L’humour noir. J’aime bien placer un personnage dans une situation où il est dans la merde jusqu’au cou, et lui mettre le pied sur la tête pour l’enfoncer encore plus. C’est moins brutal dans mes livres jeunesse, mais c’est un peu ça quand même.

Quelles sont les erreurs que vous avez commises dans vos premiers textes, et que vous vous gardez bien de commettre encore?
Jadis, j’écrivais au passé simple parce que les livres que je lisais étaient presque tous écrits comme ça dans ce temps-là, et j’abusais de l’imparfait du subjonctif. J’ai fini par adopter le présent ou le passé composé (plus proche du langage courant que le passé simple). Et quand on réédite un de mes livres, je fais la chasse à l’imparfait du subjonctif.

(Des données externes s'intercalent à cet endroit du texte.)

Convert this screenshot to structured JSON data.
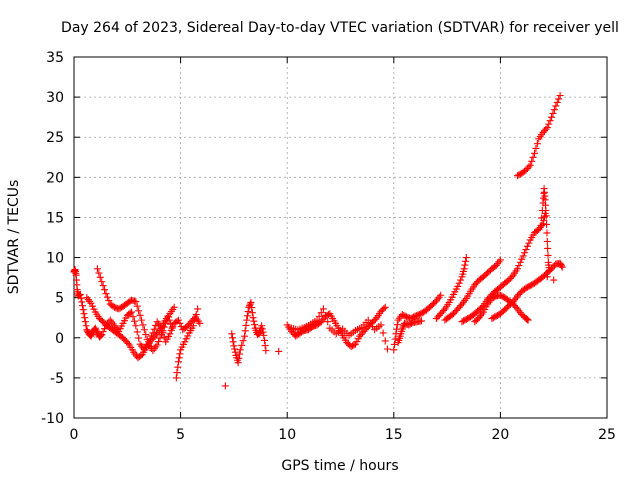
{
  "chart_data": {
    "type": "scatter",
    "title": "Day 264 of 2023, Sidereal Day-to-day VTEC variation (SDTVAR) for receiver yell",
    "xlabel": "GPS time / hours",
    "ylabel": "SDTVAR / TECUs",
    "xlim": [
      0,
      25
    ],
    "ylim": [
      -10,
      35
    ],
    "xticks": [
      0,
      5,
      10,
      15,
      20,
      25
    ],
    "yticks": [
      -10,
      -5,
      0,
      5,
      10,
      15,
      20,
      25,
      30,
      35
    ],
    "xtick_labels": [
      "0",
      "5",
      "10",
      "15",
      "20",
      "25"
    ],
    "ytick_labels": [
      "-10",
      "-5",
      "0",
      "5",
      "10",
      "15",
      "20",
      "25",
      "30",
      "35"
    ],
    "grid": true,
    "marker": "+",
    "marker_color": "#ff0000",
    "series": [
      {
        "name": "s1",
        "points": [
          [
            0.0,
            8.2
          ],
          [
            0.05,
            8.5
          ],
          [
            0.1,
            7.8
          ],
          [
            0.15,
            6.0
          ],
          [
            0.2,
            5.2
          ],
          [
            0.3,
            5.4
          ],
          [
            0.4,
            4.0
          ],
          [
            0.5,
            2.5
          ],
          [
            0.6,
            1.0
          ],
          [
            0.7,
            0.5
          ],
          [
            0.8,
            0.2
          ],
          [
            0.9,
            0.8
          ],
          [
            1.0,
            1.2
          ],
          [
            1.1,
            0.6
          ],
          [
            1.2,
            0.1
          ],
          [
            1.3,
            0.4
          ],
          [
            1.5,
            1.5
          ],
          [
            1.7,
            2.2
          ],
          [
            1.9,
            1.5
          ],
          [
            2.1,
            0.8
          ],
          [
            2.3,
            1.8
          ],
          [
            2.5,
            2.8
          ],
          [
            2.7,
            3.2
          ],
          [
            2.9,
            1.5
          ],
          [
            3.1,
            -0.8
          ],
          [
            3.3,
            -1.5
          ],
          [
            3.5,
            -0.5
          ],
          [
            3.7,
            0.6
          ],
          [
            3.9,
            2.0
          ],
          [
            4.1,
            1.2
          ],
          [
            4.3,
            -0.5
          ],
          [
            4.5,
            0.5
          ],
          [
            4.7,
            1.8
          ],
          [
            4.9,
            2.2
          ],
          [
            5.1,
            1.0
          ],
          [
            5.3,
            1.4
          ],
          [
            5.5,
            2.0
          ],
          [
            5.7,
            2.6
          ],
          [
            5.9,
            1.8
          ]
        ]
      },
      {
        "name": "s2",
        "points": [
          [
            0.6,
            5.0
          ],
          [
            0.8,
            4.3
          ],
          [
            1.0,
            3.2
          ],
          [
            1.2,
            2.4
          ],
          [
            1.4,
            1.9
          ],
          [
            1.6,
            1.4
          ],
          [
            1.8,
            1.0
          ],
          [
            2.0,
            0.6
          ],
          [
            2.2,
            0.2
          ],
          [
            2.4,
            -0.3
          ],
          [
            2.6,
            -0.9
          ],
          [
            2.8,
            -1.8
          ],
          [
            3.0,
            -2.5
          ],
          [
            3.2,
            -2.1
          ],
          [
            3.4,
            -1.2
          ],
          [
            3.6,
            -0.4
          ],
          [
            3.8,
            0.2
          ],
          [
            4.0,
            0.9
          ],
          [
            4.2,
            1.8
          ],
          [
            4.4,
            2.7
          ],
          [
            4.6,
            1.2
          ]
        ]
      },
      {
        "name": "s3",
        "points": [
          [
            1.1,
            8.6
          ],
          [
            1.3,
            7.0
          ],
          [
            1.5,
            5.5
          ],
          [
            1.7,
            4.2
          ],
          [
            1.9,
            3.8
          ],
          [
            2.1,
            3.6
          ],
          [
            2.3,
            3.9
          ],
          [
            2.5,
            4.3
          ],
          [
            2.7,
            4.7
          ],
          [
            2.9,
            4.5
          ],
          [
            3.1,
            2.8
          ],
          [
            3.3,
            1.0
          ],
          [
            3.5,
            -0.8
          ],
          [
            3.7,
            -1.6
          ],
          [
            3.9,
            -0.9
          ],
          [
            4.1,
            0.4
          ],
          [
            4.3,
            1.8
          ],
          [
            4.5,
            3.0
          ],
          [
            4.7,
            3.8
          ],
          [
            4.8,
            -5.0
          ],
          [
            4.9,
            -3.0
          ],
          [
            5.0,
            -1.5
          ],
          [
            5.2,
            -0.5
          ],
          [
            5.4,
            0.6
          ],
          [
            5.6,
            1.5
          ],
          [
            5.8,
            3.6
          ]
        ]
      },
      {
        "name": "s4",
        "points": [
          [
            7.1,
            -6.0
          ],
          [
            7.4,
            0.5
          ],
          [
            7.5,
            -1.0
          ],
          [
            7.6,
            -2.2
          ],
          [
            7.7,
            -3.1
          ],
          [
            7.8,
            -1.5
          ],
          [
            8.0,
            0.2
          ],
          [
            8.1,
            2.2
          ],
          [
            8.2,
            3.8
          ],
          [
            8.3,
            4.4
          ],
          [
            8.4,
            2.5
          ],
          [
            8.5,
            1.2
          ],
          [
            8.6,
            0.4
          ],
          [
            8.7,
            0.6
          ],
          [
            8.8,
            1.5
          ],
          [
            8.9,
            0.3
          ],
          [
            9.0,
            -1.6
          ],
          [
            9.6,
            -1.7
          ]
        ]
      },
      {
        "name": "s5",
        "points": [
          [
            10.0,
            1.6
          ],
          [
            10.2,
            0.8
          ],
          [
            10.4,
            0.2
          ],
          [
            10.6,
            0.6
          ],
          [
            10.8,
            0.9
          ],
          [
            11.0,
            1.0
          ],
          [
            11.2,
            1.4
          ],
          [
            11.4,
            1.6
          ],
          [
            11.6,
            2.0
          ],
          [
            11.8,
            2.7
          ],
          [
            12.0,
            3.0
          ],
          [
            12.2,
            2.1
          ],
          [
            12.4,
            1.2
          ],
          [
            12.6,
            0.3
          ],
          [
            12.8,
            -0.6
          ],
          [
            13.0,
            -1.1
          ],
          [
            13.2,
            -0.8
          ],
          [
            13.4,
            0.2
          ],
          [
            13.6,
            0.8
          ],
          [
            13.8,
            1.4
          ],
          [
            14.0,
            1.9
          ],
          [
            14.2,
            2.5
          ],
          [
            14.4,
            3.3
          ],
          [
            14.6,
            3.8
          ]
        ]
      },
      {
        "name": "s6",
        "points": [
          [
            10.2,
            1.2
          ],
          [
            10.5,
            1.0
          ],
          [
            10.8,
            1.3
          ],
          [
            11.1,
            1.7
          ],
          [
            11.4,
            2.2
          ],
          [
            11.7,
            3.6
          ],
          [
            12.0,
            1.2
          ],
          [
            12.3,
            0.5
          ],
          [
            12.6,
            1.1
          ],
          [
            12.9,
            0.3
          ],
          [
            13.2,
            0.9
          ],
          [
            13.5,
            1.3
          ],
          [
            13.8,
            2.2
          ],
          [
            14.1,
            1.0
          ],
          [
            14.4,
            1.6
          ],
          [
            14.7,
            -1.4
          ]
        ]
      },
      {
        "name": "s7",
        "points": [
          [
            15.0,
            -1.5
          ],
          [
            15.1,
            0.5
          ],
          [
            15.2,
            2.2
          ],
          [
            15.4,
            2.9
          ],
          [
            15.6,
            2.6
          ],
          [
            15.8,
            2.4
          ],
          [
            16.0,
            2.7
          ],
          [
            16.2,
            2.9
          ],
          [
            16.4,
            3.2
          ],
          [
            16.6,
            3.6
          ],
          [
            16.8,
            4.1
          ],
          [
            17.0,
            4.6
          ],
          [
            17.2,
            5.3
          ],
          [
            15.2,
            -0.6
          ],
          [
            15.3,
            0.2
          ],
          [
            15.4,
            1.1
          ],
          [
            15.5,
            1.8
          ],
          [
            15.7,
            1.6
          ],
          [
            15.9,
            1.9
          ],
          [
            16.1,
            2.0
          ],
          [
            16.3,
            2.1
          ]
        ]
      },
      {
        "name": "s8",
        "points": [
          [
            17.0,
            2.4
          ],
          [
            17.2,
            3.0
          ],
          [
            17.4,
            3.6
          ],
          [
            17.6,
            4.4
          ],
          [
            17.8,
            5.4
          ],
          [
            18.0,
            6.4
          ],
          [
            18.2,
            7.6
          ],
          [
            18.3,
            8.6
          ],
          [
            18.4,
            10.0
          ]
        ]
      },
      {
        "name": "s9",
        "points": [
          [
            17.4,
            2.2
          ],
          [
            17.6,
            2.6
          ],
          [
            17.8,
            3.0
          ],
          [
            18.0,
            3.6
          ],
          [
            18.2,
            4.2
          ],
          [
            18.4,
            4.9
          ],
          [
            18.6,
            5.8
          ],
          [
            18.8,
            6.6
          ],
          [
            19.0,
            7.2
          ],
          [
            19.2,
            7.6
          ],
          [
            19.4,
            8.1
          ],
          [
            19.6,
            8.6
          ],
          [
            19.8,
            9.0
          ],
          [
            20.0,
            9.7
          ]
        ]
      },
      {
        "name": "s10",
        "points": [
          [
            18.2,
            2.0
          ],
          [
            18.4,
            2.3
          ],
          [
            18.6,
            2.6
          ],
          [
            18.8,
            3.0
          ],
          [
            19.0,
            3.5
          ],
          [
            19.2,
            4.0
          ],
          [
            19.4,
            4.8
          ],
          [
            19.6,
            5.4
          ],
          [
            19.8,
            5.9
          ],
          [
            20.0,
            6.3
          ],
          [
            20.2,
            6.8
          ],
          [
            20.4,
            7.2
          ],
          [
            20.6,
            7.8
          ],
          [
            20.8,
            8.6
          ],
          [
            21.0,
            9.8
          ],
          [
            21.2,
            11.0
          ],
          [
            21.4,
            12.2
          ],
          [
            21.6,
            13.1
          ],
          [
            21.8,
            13.5
          ],
          [
            22.0,
            14.2
          ],
          [
            22.1,
            15.5
          ]
        ]
      },
      {
        "name": "s11",
        "points": [
          [
            18.8,
            2.0
          ],
          [
            19.0,
            2.5
          ],
          [
            19.2,
            3.2
          ],
          [
            19.4,
            4.2
          ],
          [
            19.6,
            4.9
          ],
          [
            19.8,
            5.2
          ],
          [
            20.0,
            5.3
          ],
          [
            20.2,
            5.0
          ],
          [
            20.4,
            4.6
          ],
          [
            20.6,
            4.2
          ],
          [
            20.8,
            3.6
          ],
          [
            21.0,
            2.9
          ],
          [
            21.2,
            2.4
          ],
          [
            21.3,
            2.2
          ]
        ]
      },
      {
        "name": "s12",
        "points": [
          [
            19.6,
            2.4
          ],
          [
            19.8,
            2.7
          ],
          [
            20.0,
            3.0
          ],
          [
            20.2,
            3.5
          ],
          [
            20.4,
            4.0
          ],
          [
            20.6,
            4.5
          ],
          [
            20.8,
            5.2
          ],
          [
            21.0,
            5.8
          ],
          [
            21.2,
            6.2
          ],
          [
            21.4,
            6.5
          ],
          [
            21.6,
            6.8
          ],
          [
            21.8,
            7.2
          ],
          [
            22.0,
            7.6
          ],
          [
            22.2,
            8.1
          ],
          [
            22.4,
            8.6
          ],
          [
            22.6,
            9.2
          ],
          [
            22.8,
            9.3
          ],
          [
            22.9,
            8.8
          ],
          [
            22.5,
            7.2
          ]
        ]
      },
      {
        "name": "s13",
        "points": [
          [
            21.9,
            14.0
          ],
          [
            22.0,
            16.8
          ],
          [
            22.05,
            18.6
          ],
          [
            22.1,
            17.2
          ],
          [
            22.15,
            15.2
          ],
          [
            22.2,
            12.0
          ],
          [
            22.25,
            9.4
          ],
          [
            22.3,
            8.4
          ],
          [
            22.2,
            7.6
          ]
        ]
      },
      {
        "name": "s14",
        "points": [
          [
            20.8,
            20.2
          ],
          [
            21.0,
            20.5
          ],
          [
            21.2,
            20.9
          ],
          [
            21.4,
            21.5
          ],
          [
            21.6,
            23.0
          ],
          [
            21.8,
            24.8
          ],
          [
            22.0,
            25.6
          ],
          [
            22.2,
            26.2
          ],
          [
            22.4,
            27.5
          ],
          [
            22.6,
            28.9
          ],
          [
            22.8,
            30.2
          ]
        ]
      }
    ]
  }
}
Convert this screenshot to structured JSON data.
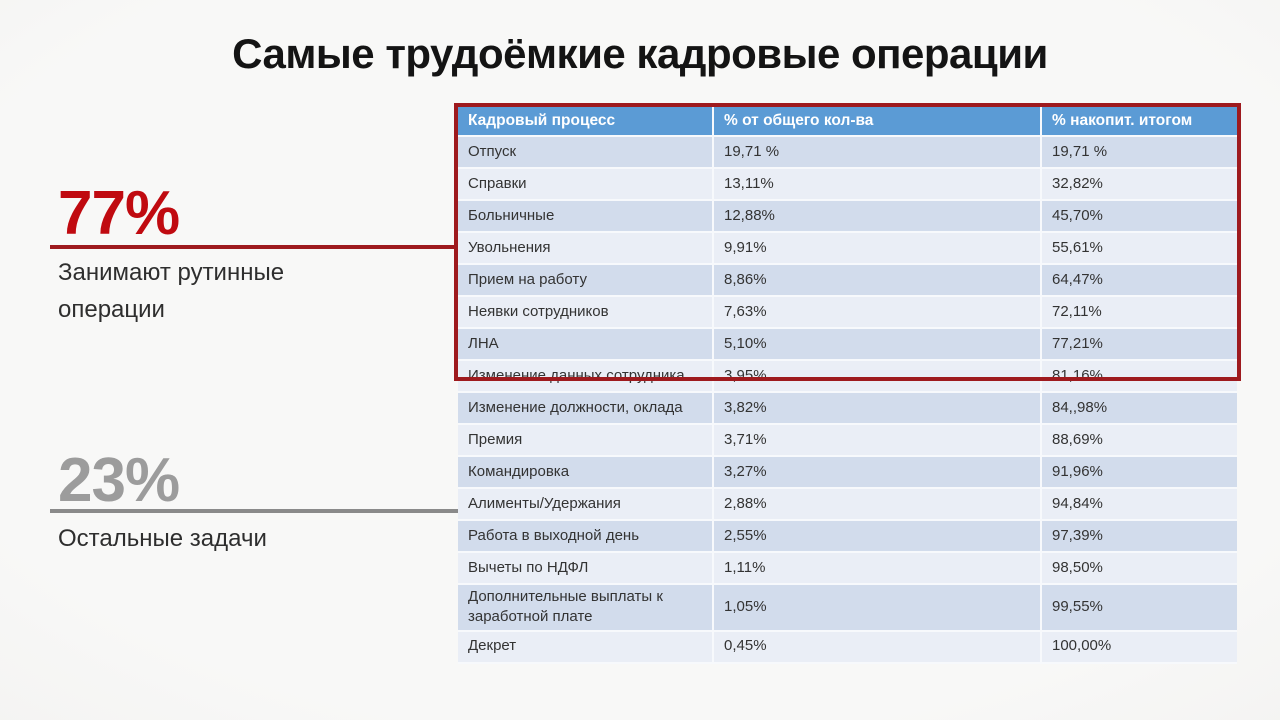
{
  "slide": {
    "title": "Самые трудоёмкие кадровые операции"
  },
  "callouts": [
    {
      "value": "77%",
      "label": "Занимают рутинные операции",
      "number_color": "#C00A10",
      "line_color": "#9E1A1E"
    },
    {
      "value": "23%",
      "label": "Остальные задачи",
      "number_color": "#9C9C9C",
      "line_color": "#8A8A8A"
    }
  ],
  "table": {
    "columns": [
      "Кадровый процесс",
      "% от общего кол-ва",
      "% накопит. итогом"
    ],
    "header_bg": "#5B9BD5",
    "highlight_border_color": "#9E1A1E",
    "highlighted_row_count": 7,
    "rows": [
      [
        "Отпуск",
        "19,71 %",
        "19,71 %"
      ],
      [
        "Справки",
        "13,11%",
        "32,82%"
      ],
      [
        "Больничные",
        "12,88%",
        "45,70%"
      ],
      [
        "Увольнения",
        "9,91%",
        "55,61%"
      ],
      [
        "Прием на работу",
        "8,86%",
        "64,47%"
      ],
      [
        "Неявки сотрудников",
        "7,63%",
        "72,11%"
      ],
      [
        "ЛНА",
        "5,10%",
        "77,21%"
      ],
      [
        "Изменение данных сотрудника",
        "3,95%",
        "81,16%"
      ],
      [
        "Изменение должности, оклада",
        "3,82%",
        "84,,98%"
      ],
      [
        "Премия",
        "3,71%",
        "88,69%"
      ],
      [
        "Командировка",
        "3,27%",
        "91,96%"
      ],
      [
        "Алименты/Удержания",
        "2,88%",
        "94,84%"
      ],
      [
        "Работа в выходной день",
        "2,55%",
        "97,39%"
      ],
      [
        "Вычеты по НДФЛ",
        "1,11%",
        "98,50%"
      ],
      [
        "Дополнительные выплаты к заработной плате",
        "1,05%",
        "99,55%"
      ],
      [
        "Декрет",
        "0,45%",
        "100,00%"
      ]
    ]
  }
}
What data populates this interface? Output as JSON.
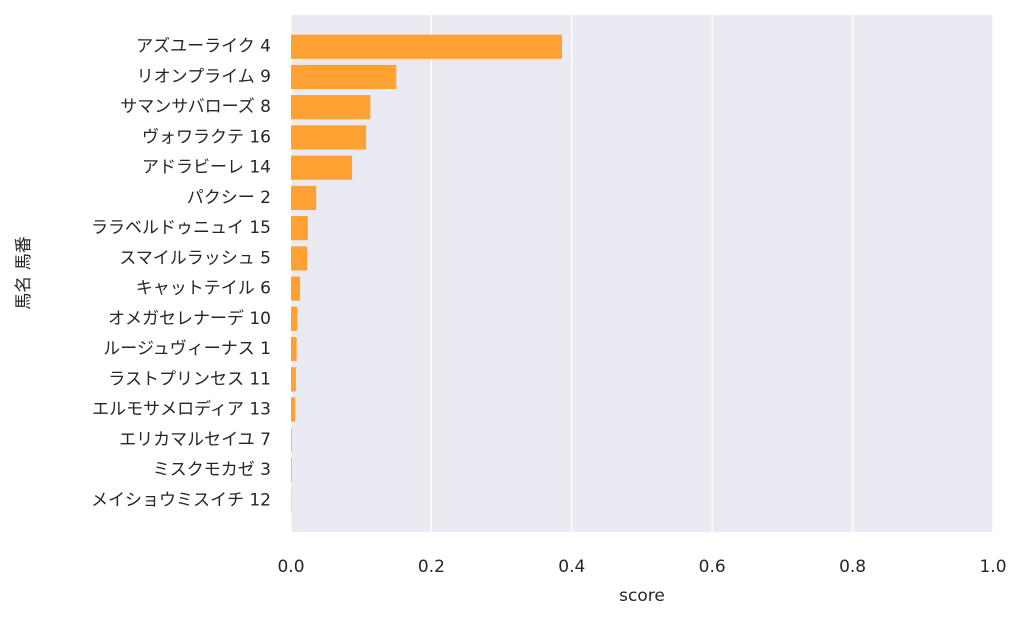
{
  "chart_data": {
    "type": "barh",
    "x_label": "score",
    "y_label": "馬名 馬番",
    "categories": [
      "アズユーライク 4",
      "リオンプライム 9",
      "サマンサバローズ 8",
      "ヴォワラクテ 16",
      "アドラビーレ 14",
      "パクシー 2",
      "ララベルドゥニュイ 15",
      "スマイルラッシュ 5",
      "キャットテイル 6",
      "オメガセレナーデ 10",
      "ルージュヴィーナス 1",
      "ラストプリンセス 11",
      "エルモサメロディア 13",
      "エリカマルセイユ 7",
      "ミスクモカゼ 3",
      "メイショウミスイチ 12"
    ],
    "values": [
      0.386,
      0.15,
      0.113,
      0.107,
      0.087,
      0.036,
      0.024,
      0.023,
      0.013,
      0.009,
      0.008,
      0.007,
      0.006,
      0.001,
      0.001,
      0.0005
    ],
    "color": "#ffa133",
    "xlim": [
      0,
      1
    ],
    "xticks": [
      {
        "value": 0,
        "label": "0.0"
      },
      0.2,
      0.4,
      0.6,
      0.8,
      {
        "value": 1,
        "label": "1.0"
      }
    ],
    "grid": true
  }
}
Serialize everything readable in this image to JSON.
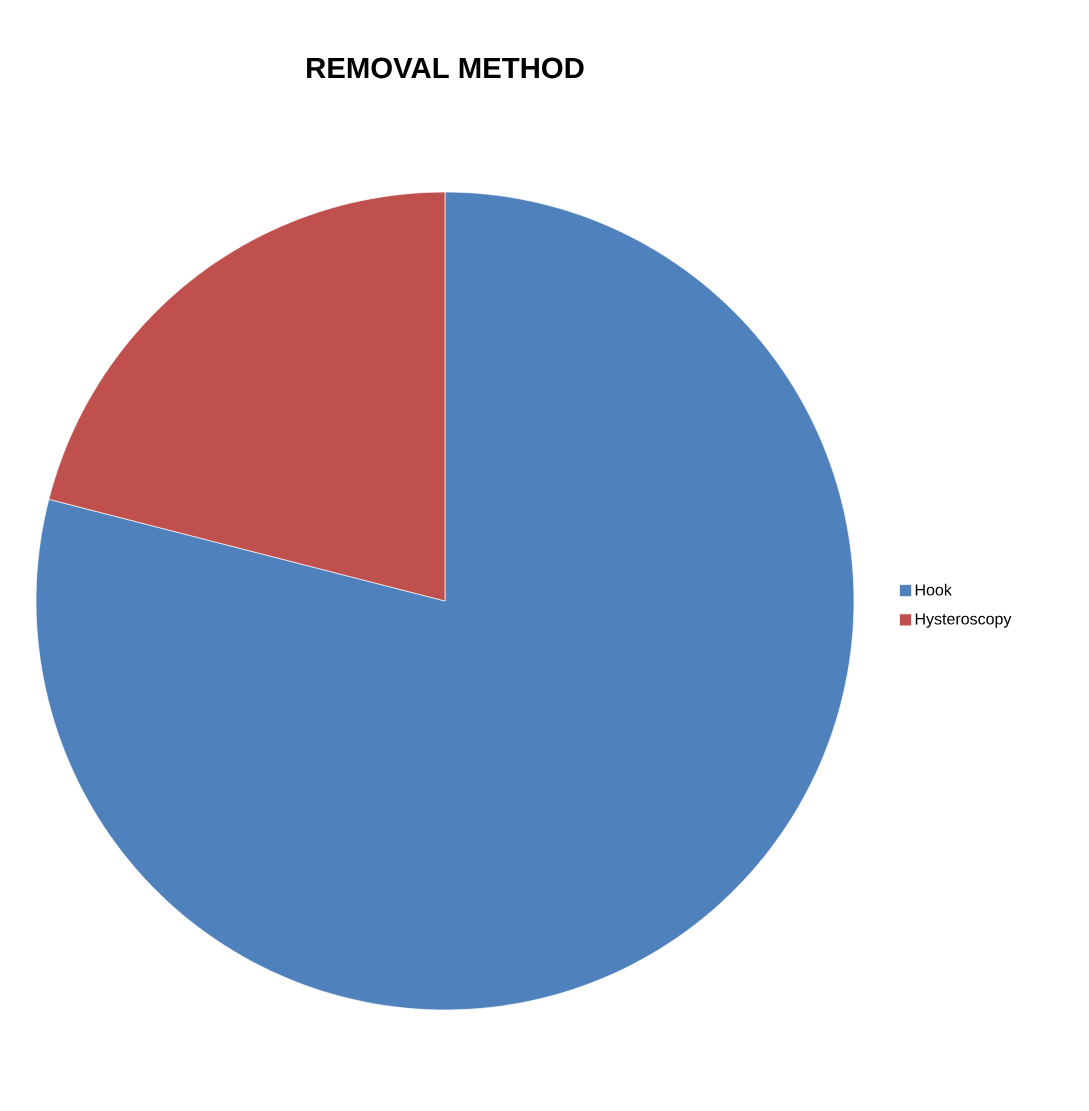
{
  "chart_data": {
    "type": "pie",
    "title": "REMOVAL METHOD",
    "categories": [
      "Hook",
      "Hysteroscopy"
    ],
    "values": [
      79,
      21
    ],
    "colors": [
      "#4f81bd",
      "#c0504d"
    ],
    "legend": "right"
  }
}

Je suis convaincu que le passé simple et l’imparfait du subjonctif seront disparus d’ici le vingt-deuxième siècle. Malheureusement, je ne serai pas là pour voir ça.

Êtes-vous sensible à la critique que l’on fait de vos écrits?
Oui. À une condition : que la critique défavorable soit bien écrite. Une mauvaise critique mal écrite a plutôt pour effet de me réjouir.

Comment définiriez-vous votre style d’écriture?

Invisible. J’aime bien qu’on me lise sans s’apercevoir qu’il y a un style. Mais il y en a un quand même, et je travaille très fort pour qu’il me ressemble. Il suffit pour cela que je me réécrive jusqu’à ce que ça ne m’ait plus l’air d’être écrit.